Unfinished Business #4. Live Acoustic Entertainment Ordinance. [PASSED TO SECOND READING IN COUNCIL JUNE 7, 2021; TO BE ORDAINED ON OR AFTER JUNE 21, 2021]
Ordained as Amended 9-0
This is pretty much guaranteed to be ordained, and that’s probably a good thing – even though no thought whatsoever has been paid to possible unintended consequences.
Order #1. That the City Manager is requested to direct the appropriate City staff to determine the feasibility of establishing a pilot reparations program that would take a to-be-determined percentage of revenue from local cannabis sales and distribute these monies to local Black-owned businesses and to economic empowerment applicants. Councillor Simmons, Councillor Nolan
Charter Right – Zondervan
I suspect this violates state law, but even if it doesn’t explicitly violate state law it’s still a dreadful road to follow when you begin earmarking revenue based on race.
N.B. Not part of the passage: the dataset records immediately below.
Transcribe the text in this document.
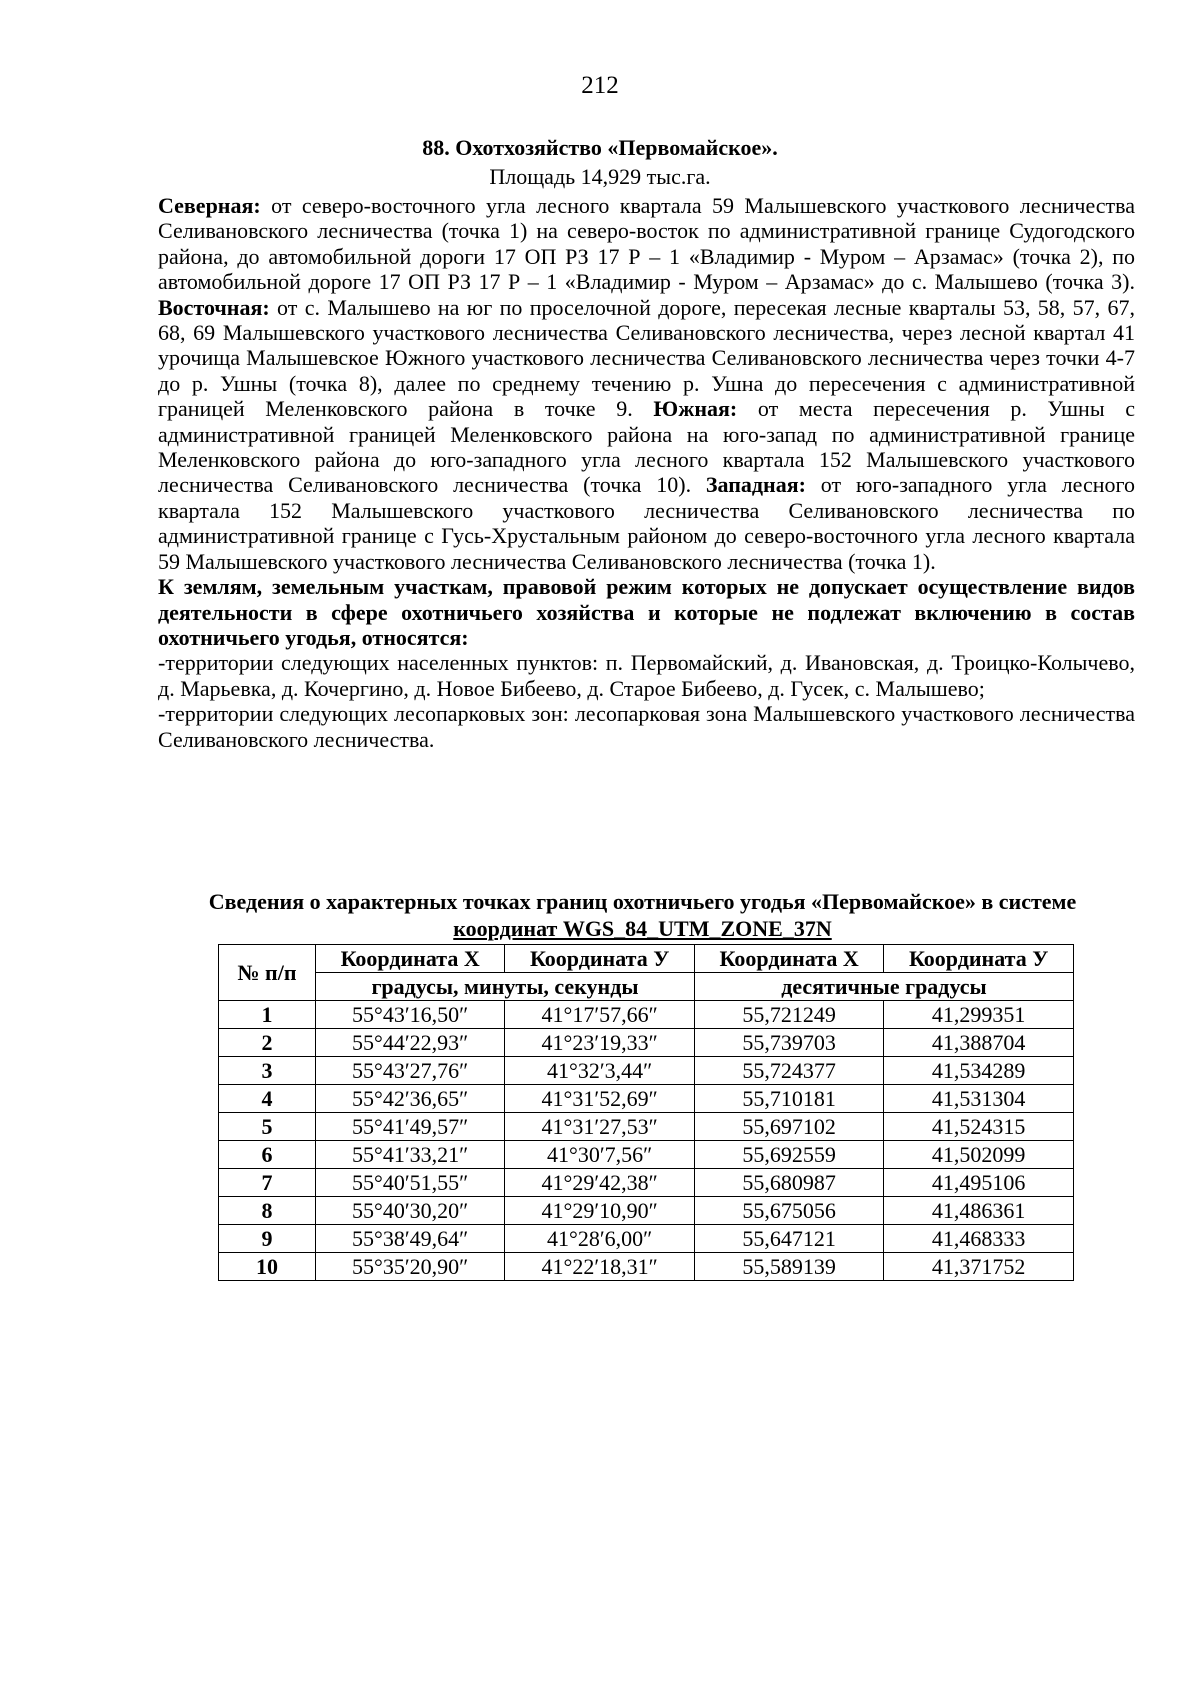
212
88. Охотхозяйство «Первомайское».
Площадь 14,929 тыс.га.

Северная: от северо-восточного угла лесного квартала 59 Малышевского участкового лесничества Селивановского лесничества (точка 1) на северо-восток по административной границе Судогодского района, до автомобильной дороги 17 ОП РЗ 17 Р – 1 «Владимир - Муром – Арзамас» (точка 2), по автомобильной дороге 17 ОП РЗ 17 Р – 1 «Владимир - Муром – Арзамас» до с. Малышево (точка 3). Восточная: от с. Малышево на юг по проселочной дороге, пересекая лесные кварталы 53, 58, 57, 67, 68, 69 Малышевского участкового лесничества Селивановского лесничества, через лесной квартал 41 урочища Малышевское Южного участкового лесничества Селивановского лесничества через точки 4-7 до р. Ушны (точка 8), далее по среднему течению р. Ушна до пересечения с административной границей Меленковского района в точке 9. Южная: от места пересечения р. Ушны с административной границей Меленковского района на юго-запад по административной границе Меленковского района до юго-западного угла лесного квартала 152 Малышевского участкового лесничества Селивановского лесничества (точка 10). Западная: от юго-западного угла лесного квартала 152 Малышевского участкового лесничества Селивановского лесничества по административной границе с Гусь-Хрустальным районом до северо-восточного угла лесного квартала 59 Малышевского участкового лесничества Селивановского лесничества (точка 1).

К землям, земельным участкам, правовой режим которых не допускает осуществление видов деятельности в сфере охотничьего хозяйства и которые не подлежат включению в состав охотничьего угодья, относятся:

-территории следующих населенных пунктов: п. Первомайский, д. Ивановская, д. Троицко-Колычево, д. Марьевка, д. Кочергино, д. Новое Бибеево, д. Старое Бибеево, д. Гусек, с. Малышево;

-территории следующих лесопарковых зон: лесопарковая зона Малышевского участкового лесничества Селивановского лесничества.

Сведения о характерных точках границ охотничьего угодья «Первомайское» в системе
координат WGS_84_UTM_ZONE_37N
№ п/п	Координата X	Координата У	Координата X	Координата У
	градусы, минуты, секунды		десятичные градусы	
1	55°43′16,50″	41°17′57,66″	55,721249	41,299351
2	55°44′22,93″	41°23′19,33″	55,739703	41,388704
3	55°43′27,76″	41°32′3,44″	55,724377	41,534289
4	55°42′36,65″	41°31′52,69″	55,710181	41,531304
5	55°41′49,57″	41°31′27,53″	55,697102	41,524315
6	55°41′33,21″	41°30′7,56″	55,692559	41,502099
7	55°40′51,55″	41°29′42,38″	55,680987	41,495106
8	55°40′30,20″	41°29′10,90″	55,675056	41,486361
9	55°38′49,64″	41°28′6,00″	55,647121	41,468333
10	55°35′20,90″	41°22′18,31″	55,589139	41,371752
Order #2. That the City Council go on record in favor of filing of the attached Home Rule Petition entitled: AN ACT AUTHORIZING THE CITY OF CAMBRIDGE TO INCLUDE A BALLOT QUESTION ON THE NOVEMBER 2, 2021 MUNICIPAL BALLOT RELATIVE TO THE HOME RULE CHARTER. Councillor Nolan, Mayor Siddiqui, Councillor Sobrinho-Wheeler, Councillor Carlone
Charter Right – Toomey
I seriously hope one of the councillors exercises his or her Charter Right to delay this. There were only two extremely-low attendance Zoom meetings on this topic, and the proposal to hand over the authority to approve all appointments to City boards and commissions is nothing more than a power grab guaranteed to politicize all City boards and destroy any possibility of proportionality in the membership of those boards. In short, if five city councillors want to have the Planning Board or any other board be 100% compliant with their point of view (or their endorsing organization’s point of view) they will be able to do so if this proposed change is approved. The other two proposed changes are benign – requiring an annual review of the City Manager’s performance and a review of the Charter every decade (unless 5 city councillor can completely control who participates in the charter review – see above).
Committee Report #1. The Ordinance Committee met on Mar 10, 2021 to continue discussion on the Real Estate Transfer Fee Home Rule Petition.
Accept Report; Placed on File; Order Adopted as Amended 9-0
The endless quest continues to raise more revenue without any regard to potential impacts. I seriously hope there are enough people in the state legislature who have the capacity to assess the cumulative effect of all these proposals, but I’m not so sure that this is the case. – Robert Winters
I’m no longer sure it’s reasonable to expect any political shifts in Cambridge or Massachusetts during our lifetimes… there are certainly reasonable people around: they’re the ones that wait at red lights or wave you into the gridlock. Enjoy the weather with friends & family; listen to WJIB; don’t let housing or transportation policies make you feel impoverished. If a candidate knocks on your door even though you don’t have a lawn sign, remind them that successful people make their own happiness. They don’t need a politician to do it for them.